Vania Casseb destaca que até a linguagem das bulas de remédios se tornou mais acessível ao longo do tempo. Ela explica que, há dez anos, a bula era produzida para que os médicos entendessem e explicassem o conteúdo aos pacientes, mas, na prática, isso não acontecia. Hoje, há uma linguagem voltada diretamente para o entendimento do paciente.
A coordenadora do curso de Enfermagem da UFG, Ruth Minamisava, explica que, em sua unidade acadêmica, os professores se preocupam em ensinar aos alunos os termos técnicos da área logo no início do curso. Só que, com o passar do tempo, devido às disciplinas práticas, os docentes se empenham em explicar a necessidade de traduzir esses termos técnicos para o paciente.
No entanto, Ruth Minamisava ressalta que há casos em que a própria explicação de algum quadro clínico exige prévios conhecimentos sobre biologia, que muitas vezes o paciente não domina. “Existem diversas situações no dia a dia dos profissionais da saúde: há casos em que não temos tempo para explicar tudo aos pacientes, mas também há situações em que eles não estão interessados em entender. Existem pacientes que terão que conviver com alguma doença por um longo período, então, procuramos ensinar tudo sobre o seu estado de saúde, para que ele próprio se monitore e conheça o seu estado clínico.
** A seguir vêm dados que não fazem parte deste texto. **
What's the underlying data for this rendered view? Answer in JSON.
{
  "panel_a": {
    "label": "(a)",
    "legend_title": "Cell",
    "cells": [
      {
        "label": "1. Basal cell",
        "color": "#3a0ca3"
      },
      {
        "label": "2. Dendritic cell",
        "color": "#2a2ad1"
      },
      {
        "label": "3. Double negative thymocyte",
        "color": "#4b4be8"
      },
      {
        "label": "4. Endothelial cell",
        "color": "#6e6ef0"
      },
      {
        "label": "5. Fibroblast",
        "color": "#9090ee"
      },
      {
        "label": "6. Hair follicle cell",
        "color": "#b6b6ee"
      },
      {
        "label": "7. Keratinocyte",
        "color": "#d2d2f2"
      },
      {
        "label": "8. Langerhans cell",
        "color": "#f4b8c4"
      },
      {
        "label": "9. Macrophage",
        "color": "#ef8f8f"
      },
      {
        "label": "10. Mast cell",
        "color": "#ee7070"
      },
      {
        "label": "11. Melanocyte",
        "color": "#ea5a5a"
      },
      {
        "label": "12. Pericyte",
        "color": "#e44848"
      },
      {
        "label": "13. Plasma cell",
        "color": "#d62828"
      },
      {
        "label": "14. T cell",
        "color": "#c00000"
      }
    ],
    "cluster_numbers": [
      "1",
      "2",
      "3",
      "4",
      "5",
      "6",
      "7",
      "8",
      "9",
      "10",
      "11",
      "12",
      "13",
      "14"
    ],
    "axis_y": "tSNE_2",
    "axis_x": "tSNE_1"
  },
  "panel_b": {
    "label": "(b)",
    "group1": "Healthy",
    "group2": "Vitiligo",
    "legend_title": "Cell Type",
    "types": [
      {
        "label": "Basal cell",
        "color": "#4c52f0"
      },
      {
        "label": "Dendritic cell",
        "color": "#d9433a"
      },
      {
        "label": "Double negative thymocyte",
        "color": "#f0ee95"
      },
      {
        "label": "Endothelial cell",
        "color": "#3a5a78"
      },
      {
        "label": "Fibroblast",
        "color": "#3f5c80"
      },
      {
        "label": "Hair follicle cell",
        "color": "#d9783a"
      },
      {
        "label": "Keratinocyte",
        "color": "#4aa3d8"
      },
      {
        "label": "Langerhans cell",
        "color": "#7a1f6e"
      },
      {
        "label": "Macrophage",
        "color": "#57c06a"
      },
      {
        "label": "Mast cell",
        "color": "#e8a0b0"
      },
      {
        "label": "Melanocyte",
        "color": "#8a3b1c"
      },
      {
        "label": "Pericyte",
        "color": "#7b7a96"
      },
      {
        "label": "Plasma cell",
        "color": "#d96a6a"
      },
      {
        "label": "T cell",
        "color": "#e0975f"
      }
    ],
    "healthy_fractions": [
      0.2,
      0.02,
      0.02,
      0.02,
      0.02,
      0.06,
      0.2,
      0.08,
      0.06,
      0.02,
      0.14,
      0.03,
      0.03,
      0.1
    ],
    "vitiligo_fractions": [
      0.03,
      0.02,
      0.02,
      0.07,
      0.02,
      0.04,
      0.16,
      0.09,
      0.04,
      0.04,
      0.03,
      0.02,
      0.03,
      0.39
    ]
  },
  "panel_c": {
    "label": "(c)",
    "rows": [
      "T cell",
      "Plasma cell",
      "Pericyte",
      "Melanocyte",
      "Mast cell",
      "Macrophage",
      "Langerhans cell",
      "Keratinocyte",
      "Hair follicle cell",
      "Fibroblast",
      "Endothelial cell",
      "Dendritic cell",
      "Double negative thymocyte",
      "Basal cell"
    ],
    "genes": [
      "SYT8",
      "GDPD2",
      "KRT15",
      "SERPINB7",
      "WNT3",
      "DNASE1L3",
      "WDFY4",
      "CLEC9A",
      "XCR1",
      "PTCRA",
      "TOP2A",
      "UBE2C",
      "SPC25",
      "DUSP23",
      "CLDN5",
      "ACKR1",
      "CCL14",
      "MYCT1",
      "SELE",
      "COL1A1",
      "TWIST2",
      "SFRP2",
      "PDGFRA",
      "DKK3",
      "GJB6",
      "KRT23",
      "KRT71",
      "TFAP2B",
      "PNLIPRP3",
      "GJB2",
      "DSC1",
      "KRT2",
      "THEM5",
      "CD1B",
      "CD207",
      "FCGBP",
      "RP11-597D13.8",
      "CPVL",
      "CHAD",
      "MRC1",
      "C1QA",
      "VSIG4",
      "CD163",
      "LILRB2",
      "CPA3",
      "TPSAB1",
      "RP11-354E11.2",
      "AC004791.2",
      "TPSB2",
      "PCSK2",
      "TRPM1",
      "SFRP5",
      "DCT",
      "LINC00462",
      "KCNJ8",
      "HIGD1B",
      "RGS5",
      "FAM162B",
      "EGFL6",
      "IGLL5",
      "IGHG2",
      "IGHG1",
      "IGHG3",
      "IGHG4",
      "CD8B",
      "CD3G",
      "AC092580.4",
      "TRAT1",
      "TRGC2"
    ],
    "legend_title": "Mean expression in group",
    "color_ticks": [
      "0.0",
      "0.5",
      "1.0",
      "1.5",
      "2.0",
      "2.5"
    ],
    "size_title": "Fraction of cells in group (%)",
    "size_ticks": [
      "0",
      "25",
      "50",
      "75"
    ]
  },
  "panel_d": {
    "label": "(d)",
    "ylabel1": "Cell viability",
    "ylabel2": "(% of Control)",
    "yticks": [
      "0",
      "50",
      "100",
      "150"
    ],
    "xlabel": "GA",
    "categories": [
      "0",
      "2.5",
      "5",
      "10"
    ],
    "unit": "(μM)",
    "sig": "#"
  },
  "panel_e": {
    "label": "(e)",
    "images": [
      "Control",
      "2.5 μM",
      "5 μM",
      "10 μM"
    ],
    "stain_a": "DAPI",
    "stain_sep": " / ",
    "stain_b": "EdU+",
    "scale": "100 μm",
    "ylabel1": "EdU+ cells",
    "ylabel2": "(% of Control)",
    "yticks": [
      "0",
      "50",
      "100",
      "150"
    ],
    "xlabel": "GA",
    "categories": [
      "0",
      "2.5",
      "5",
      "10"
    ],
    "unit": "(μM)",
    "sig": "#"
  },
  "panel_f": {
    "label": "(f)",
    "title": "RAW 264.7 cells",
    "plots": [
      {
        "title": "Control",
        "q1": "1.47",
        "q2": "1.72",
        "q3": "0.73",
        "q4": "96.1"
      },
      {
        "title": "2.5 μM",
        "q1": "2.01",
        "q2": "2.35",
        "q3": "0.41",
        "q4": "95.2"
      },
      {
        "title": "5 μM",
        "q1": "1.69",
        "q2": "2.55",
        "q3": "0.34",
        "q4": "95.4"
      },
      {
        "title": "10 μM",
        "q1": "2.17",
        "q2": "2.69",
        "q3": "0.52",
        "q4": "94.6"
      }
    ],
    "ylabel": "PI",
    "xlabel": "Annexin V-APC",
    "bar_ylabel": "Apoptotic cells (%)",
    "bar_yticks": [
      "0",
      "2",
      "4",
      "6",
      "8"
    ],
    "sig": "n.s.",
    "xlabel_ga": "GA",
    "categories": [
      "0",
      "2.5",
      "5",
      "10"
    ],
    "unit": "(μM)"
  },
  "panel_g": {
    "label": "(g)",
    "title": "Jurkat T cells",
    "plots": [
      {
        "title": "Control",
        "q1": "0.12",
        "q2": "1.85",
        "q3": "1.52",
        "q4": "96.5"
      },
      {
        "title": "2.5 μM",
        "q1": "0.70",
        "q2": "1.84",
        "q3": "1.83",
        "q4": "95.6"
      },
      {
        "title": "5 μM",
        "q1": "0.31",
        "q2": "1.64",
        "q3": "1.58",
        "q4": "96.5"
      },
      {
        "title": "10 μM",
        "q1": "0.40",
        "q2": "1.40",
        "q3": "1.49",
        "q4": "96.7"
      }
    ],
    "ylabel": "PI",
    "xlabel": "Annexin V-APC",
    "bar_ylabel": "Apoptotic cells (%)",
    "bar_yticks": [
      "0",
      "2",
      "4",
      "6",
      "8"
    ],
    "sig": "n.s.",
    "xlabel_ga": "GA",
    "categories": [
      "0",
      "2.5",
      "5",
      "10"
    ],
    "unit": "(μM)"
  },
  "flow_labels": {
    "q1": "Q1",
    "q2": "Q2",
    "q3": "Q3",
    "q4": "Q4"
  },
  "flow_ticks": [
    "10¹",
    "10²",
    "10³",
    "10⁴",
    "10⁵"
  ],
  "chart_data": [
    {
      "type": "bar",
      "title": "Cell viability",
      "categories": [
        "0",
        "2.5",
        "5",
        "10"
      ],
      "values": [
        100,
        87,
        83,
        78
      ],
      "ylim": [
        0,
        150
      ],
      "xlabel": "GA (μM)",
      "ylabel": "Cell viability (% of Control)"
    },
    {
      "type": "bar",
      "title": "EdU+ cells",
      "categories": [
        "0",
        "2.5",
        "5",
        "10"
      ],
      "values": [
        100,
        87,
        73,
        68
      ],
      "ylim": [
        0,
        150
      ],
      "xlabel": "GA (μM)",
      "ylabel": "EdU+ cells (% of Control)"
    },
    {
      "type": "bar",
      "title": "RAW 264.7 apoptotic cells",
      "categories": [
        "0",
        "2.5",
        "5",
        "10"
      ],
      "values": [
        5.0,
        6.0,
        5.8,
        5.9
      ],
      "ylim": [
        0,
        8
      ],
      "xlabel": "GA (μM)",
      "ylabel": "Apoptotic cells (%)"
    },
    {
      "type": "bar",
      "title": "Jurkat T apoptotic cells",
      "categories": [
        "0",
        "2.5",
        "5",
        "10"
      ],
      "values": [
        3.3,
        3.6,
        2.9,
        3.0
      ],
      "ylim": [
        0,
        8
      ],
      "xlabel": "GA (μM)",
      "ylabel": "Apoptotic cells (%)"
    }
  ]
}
Cada caso é único”, relata.
E quando a falta do Português é o problema?
Nos cursos da área de exatas, além do uso exagerado de termos técnicos e de abreviações de palavras, os estudantes se deparam com uma literatura predominantemente inglesa e por causa disso, já se tornou comum para profissionais da área o aportuguesamento de algumas palavras.
O coordenador do curso de Sistemas de Informação da UFG, Vinícius Sebba Patto, acredita que por lidar com uma área extremamente globalizada e que evolui rapidamente, a informática foi se desenvolvendo em uma cultura predominantemente da língua inglesa. “Nós temos uma literatura muito mais atualizada no idioma inglês do que no português”, observa.
Para o estudante do quinto período do curso de Sistemas de Informação da UFG, Gaspar Monteiro, os profissionais da área se acostumaram tanto a desenvolverem seus raciocínios em inglês, que independente de seu local de origem, bons materiais só são encontrados em inglês: “Os poucos materiais encontrados no português têm qualidade inferior aos encontrados na língua inglesa. Todas as minhas buscas são em inglês. Desisti de procurar materiais em português”, afirma.
Vinícius Sebba explica que essa cultura faz com que muitos alunos não se preocupem com o estudo do português. “Isso é muito perigoso e, se acontece, esses estudantes encontram dificuldades até para elaborarem trabalhos acadêmicos e concluírem o curso. Sem falar naqueles casos em que, ao entrarem no mercado de trabalho, há aqueles que assumem cargos administrativos ou que optam pela carreira acadêmica. Nessas situações, eles serão ainda mais exigidos. Precisarão desenvolver as ideias de forma lógica, deixar o texto coeso e usar os recursos linguísticos de forma correta”, lembra.